Pololikashvili has guided the sector, releasing recommendations for action and giving health advice for tourists. Moreover, as a UN agency specialized on tourism, UNWTO has released frequent travel restrictions reports as well as regular analysis on the COVID-19 impact on Tourism. Pololikashvili has centered his efforts in supporting measures to restart tourism from both governments and the private sector, though partnerships and agreements, with a special focus on innovation, education and digitalization.

"I take upon me to lead UNWTO with a strong focus on building partnerships, fostering jobs and opportunities for all, mastering technology and innovation and advancing sustainability and the fight against climate change."

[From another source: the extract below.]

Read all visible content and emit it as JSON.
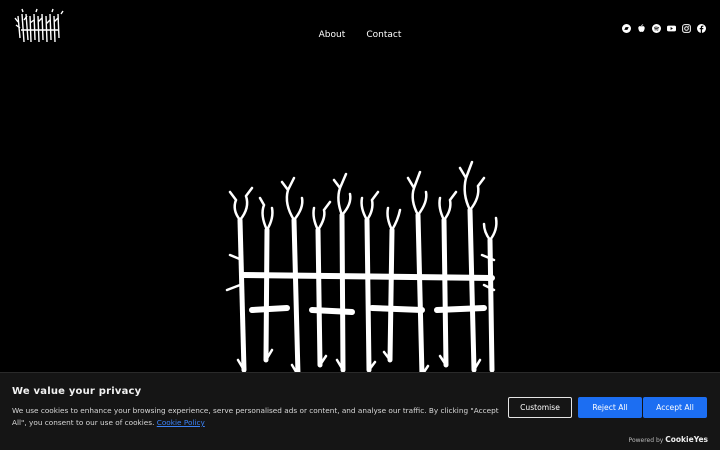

With a 60 to 80% decline in international tourism foreseen for 2020 and a drop of between US $910 billion and $1.2 trillion in exports, today over 100 million direct tourism jobs are at risk. Apart from this direct impact, the tourism economy is also linked to many other sectors including construction, agro-food, distribution services and transportation, all of which exacerbate the size of the shock.

COVID-19 has revealed the macroeconomic importance of tourism in most OECD and G20 economies.  Many businesses across the sector are fighting to survive, with a disproportionate effect on women, young people, rural communities, indigenous peoples and informal workers–groups that are more likely to be employed in micro or small tourism businesses. This crisis is also creating an even greater hardship for low-income and developing economies, and their local communities, which disproportionately depend on tourism and hence face a serious risk of higher poverty.
Under his leadership, UNWTO convened the Global Tourism Crisis Committee (GTCC), gathering the heads of the tourism sector to prepare a unified global response to the crisis and a guide towards recovery by ensuring with WHO that health measures are implemented in ways that minimize unnecessary impact on international travel and trade; by standing in solidarity with the affected countries; and by emphasizing tourism's proven resilience and by standing ready to support recovery. The UNWTO-led Committee has held regular virtual meetings, reflecting the need for coordinated and efficient action by the private and public sectors, governments, international financing institutions, and the United Nations, with agencies such as the World Health Organization (WHO), the International Civil Aviation Organization (ICAO) and the International Maritime Organization (IMO); Among the private sector were representatives from IFEMA, the International Air Transport Association (IATA), Cruise Lines International Association (CLIA), the Airports Council International (ACI), and the World Travel & Tourism Council (WTTC).

He will be succeeded on 1 January 2026 by Shaikha Al Nuaimi. She will be the first woman to hold the role.

== Awards and recognition ==
In June 2022, Pololikashvili was recognized by the International Hospitality Institute on the Global 100 in Hospitality, as one of the 100 Most Powerful People in Global Hospitality.